Die Bafin wirft Paragon und der ehemaligen Tochter Voltabox Bilanzierungsfehler vor. Foto: keBu.Medien - stock.adobe.com

Es gibt erneut Ärger beim Automobilzulieferer Paragon: Wie die Finanzaufsicht Bafin gestern bekanntgab, hat sie Fehler in dem Konzernabschluss des Unternehmens für das Jahr 2019 festgestellt. Für Paragon ist es das zweite Mal innerhalb weniger Jahre, dass der Konzern wegen Bilanzierungsfehlern in der Öffentlichkeit steht.

2019 hatte die Deutsche Prüfstelle für Rechnungslegung (DPR) mehrere Fehler in der Bilanz des Jahres 2017 bei dem Unternehmen publik gemacht, unter anderem bei der Ertragssteuer. Die DPR ist im Zuge des Wirecard-Skandals in der Bafin aufgegangen, die nun die Bilanzen kapitalmarktorientierter Unternehmen prüft.

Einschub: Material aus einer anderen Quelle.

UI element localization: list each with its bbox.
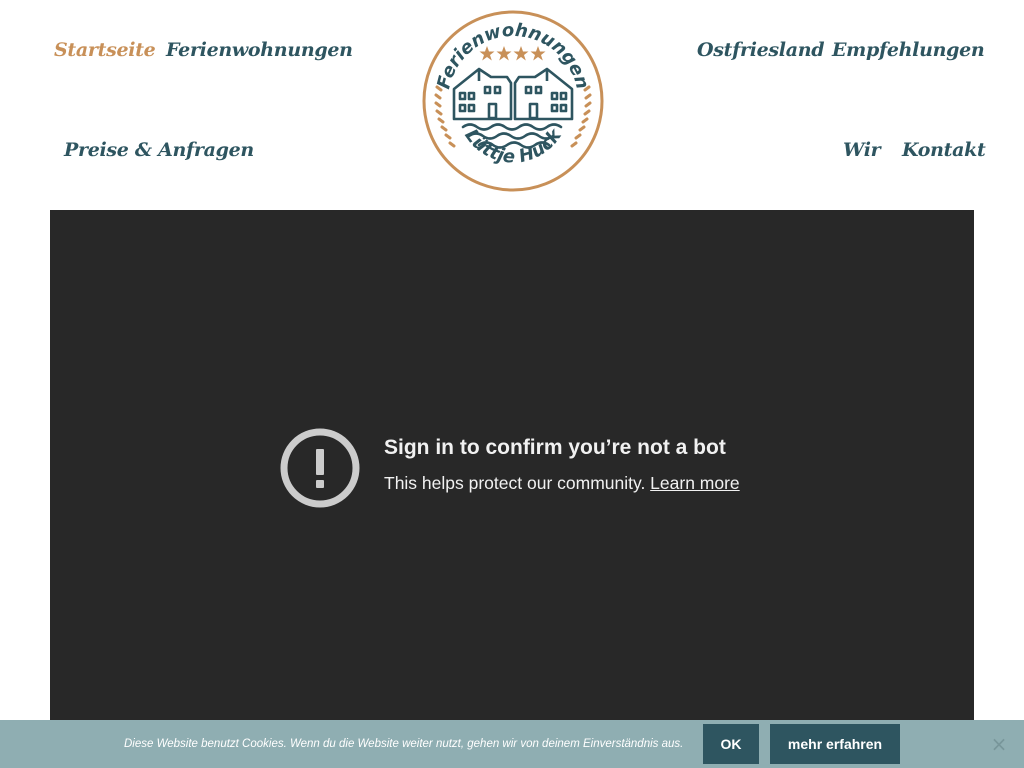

Eine Parallele zu 2019 ist, dass große Teile der von der Bafin festgestellten Fehler in Zusammenhang mit der ehemaligen Konzerntochter Voltabox stehen. Damals hatte die DPR grobe Fehler in der Bilanz des Batterieherstellers bemängelt. In der Zwischenzeit hat sich Paragon zwar im Jahr 2021 von den Anteilen an Voltabox getrennt – im Jahr 2019, auf das sich die nun veröffentlichten Bemängelungen der Bafin beziehen, war Voltabox aber noch Teil des Zulieferer-Konzerns. Paragon hatte damals 60 Prozent an dem börsennotierten Batteriehersteller gehalten.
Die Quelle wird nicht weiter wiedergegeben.